Interpretation: Redundancy
• Redundancy is 21.54%
• Indicates that the structural (purchase decision) variate extracts 13.81% of the variance in promotional variables
Any given loading can be squared to indicate the proportion of the variance in that variable that is accounted for by that canonical variate.

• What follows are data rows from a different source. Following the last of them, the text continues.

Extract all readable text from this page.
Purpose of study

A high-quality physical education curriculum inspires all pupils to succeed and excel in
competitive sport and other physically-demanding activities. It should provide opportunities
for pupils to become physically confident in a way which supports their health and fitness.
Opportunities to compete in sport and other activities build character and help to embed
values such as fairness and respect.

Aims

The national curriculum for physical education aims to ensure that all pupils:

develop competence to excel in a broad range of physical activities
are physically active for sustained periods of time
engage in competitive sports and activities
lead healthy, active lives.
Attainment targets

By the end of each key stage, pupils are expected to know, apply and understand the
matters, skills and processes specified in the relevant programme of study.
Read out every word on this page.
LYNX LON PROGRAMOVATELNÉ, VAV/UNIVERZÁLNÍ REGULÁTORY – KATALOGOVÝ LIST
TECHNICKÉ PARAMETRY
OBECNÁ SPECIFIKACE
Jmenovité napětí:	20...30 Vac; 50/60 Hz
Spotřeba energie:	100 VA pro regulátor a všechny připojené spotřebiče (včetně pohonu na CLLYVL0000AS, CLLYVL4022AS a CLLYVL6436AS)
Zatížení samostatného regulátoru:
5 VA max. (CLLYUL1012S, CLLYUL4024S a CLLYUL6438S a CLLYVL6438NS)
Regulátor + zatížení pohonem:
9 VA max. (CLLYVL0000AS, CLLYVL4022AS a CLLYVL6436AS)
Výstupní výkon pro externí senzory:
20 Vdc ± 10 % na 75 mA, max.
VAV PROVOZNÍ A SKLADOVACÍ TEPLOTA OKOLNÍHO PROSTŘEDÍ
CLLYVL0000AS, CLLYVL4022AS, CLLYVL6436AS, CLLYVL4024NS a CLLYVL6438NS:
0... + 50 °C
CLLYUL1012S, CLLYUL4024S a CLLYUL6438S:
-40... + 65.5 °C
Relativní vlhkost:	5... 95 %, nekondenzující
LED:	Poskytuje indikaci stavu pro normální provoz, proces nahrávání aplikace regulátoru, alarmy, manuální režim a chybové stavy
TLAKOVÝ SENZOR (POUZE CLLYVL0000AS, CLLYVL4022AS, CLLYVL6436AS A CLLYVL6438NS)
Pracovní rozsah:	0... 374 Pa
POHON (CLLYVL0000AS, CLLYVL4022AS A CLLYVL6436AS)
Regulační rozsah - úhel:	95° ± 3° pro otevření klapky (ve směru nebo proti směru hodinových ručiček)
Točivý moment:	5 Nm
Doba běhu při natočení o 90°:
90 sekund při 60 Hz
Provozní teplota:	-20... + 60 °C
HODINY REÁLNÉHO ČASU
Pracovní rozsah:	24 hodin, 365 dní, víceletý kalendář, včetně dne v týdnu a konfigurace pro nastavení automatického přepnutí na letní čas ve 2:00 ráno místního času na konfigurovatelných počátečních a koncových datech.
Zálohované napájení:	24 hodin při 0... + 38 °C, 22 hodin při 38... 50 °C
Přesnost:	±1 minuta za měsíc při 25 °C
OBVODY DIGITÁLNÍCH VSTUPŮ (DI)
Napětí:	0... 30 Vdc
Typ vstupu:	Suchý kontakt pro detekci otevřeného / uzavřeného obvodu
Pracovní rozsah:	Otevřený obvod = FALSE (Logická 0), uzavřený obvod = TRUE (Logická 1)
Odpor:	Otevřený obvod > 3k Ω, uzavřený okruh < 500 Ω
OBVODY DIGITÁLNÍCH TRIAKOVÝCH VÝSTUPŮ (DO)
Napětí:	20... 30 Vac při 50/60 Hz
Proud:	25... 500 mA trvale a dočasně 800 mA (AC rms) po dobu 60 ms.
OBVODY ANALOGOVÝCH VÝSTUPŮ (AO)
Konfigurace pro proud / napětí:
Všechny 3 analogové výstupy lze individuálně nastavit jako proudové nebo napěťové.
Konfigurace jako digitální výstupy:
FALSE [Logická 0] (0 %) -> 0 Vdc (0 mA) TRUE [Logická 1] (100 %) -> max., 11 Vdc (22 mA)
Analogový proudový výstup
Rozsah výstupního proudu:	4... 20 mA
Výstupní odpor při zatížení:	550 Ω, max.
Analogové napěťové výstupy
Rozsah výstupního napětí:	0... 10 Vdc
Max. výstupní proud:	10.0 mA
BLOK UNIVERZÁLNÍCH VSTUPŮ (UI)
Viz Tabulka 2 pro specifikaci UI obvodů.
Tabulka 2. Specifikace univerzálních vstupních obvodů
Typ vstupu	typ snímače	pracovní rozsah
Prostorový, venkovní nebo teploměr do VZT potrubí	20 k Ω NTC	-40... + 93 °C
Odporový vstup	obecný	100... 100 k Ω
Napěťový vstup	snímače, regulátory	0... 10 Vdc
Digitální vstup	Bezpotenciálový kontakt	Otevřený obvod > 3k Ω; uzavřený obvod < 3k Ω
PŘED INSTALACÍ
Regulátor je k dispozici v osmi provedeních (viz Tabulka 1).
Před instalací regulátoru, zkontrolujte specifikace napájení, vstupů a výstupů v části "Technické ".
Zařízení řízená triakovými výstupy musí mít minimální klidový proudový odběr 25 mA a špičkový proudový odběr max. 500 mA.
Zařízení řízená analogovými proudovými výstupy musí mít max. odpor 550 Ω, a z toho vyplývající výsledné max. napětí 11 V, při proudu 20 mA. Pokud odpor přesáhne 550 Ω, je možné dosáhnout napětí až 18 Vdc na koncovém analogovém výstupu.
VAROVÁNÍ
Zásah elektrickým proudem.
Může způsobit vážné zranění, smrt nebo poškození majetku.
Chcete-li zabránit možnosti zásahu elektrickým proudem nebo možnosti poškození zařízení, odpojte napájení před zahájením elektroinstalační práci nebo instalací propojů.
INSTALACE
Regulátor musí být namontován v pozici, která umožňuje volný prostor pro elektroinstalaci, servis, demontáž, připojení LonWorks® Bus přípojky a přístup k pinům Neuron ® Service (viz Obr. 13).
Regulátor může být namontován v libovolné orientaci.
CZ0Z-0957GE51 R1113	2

The sum of the squared loadings for a given variable indicates the total proportion of variance accounted for by the collection of canonical variates.
The average of the squared loadings for a canonical variate is the adequacy coefficient and indicates the proportion of variance in the collection of variables that is accounted for by the canonical variate.
The redundancy coefficient is the proportion of variance in a set of variables that is accounted for by a linear combination from the other set. The sum of the redundancy coefficients gives the total proportion of variance in one set that is accounted for by the other set. These will usually be different values for each set.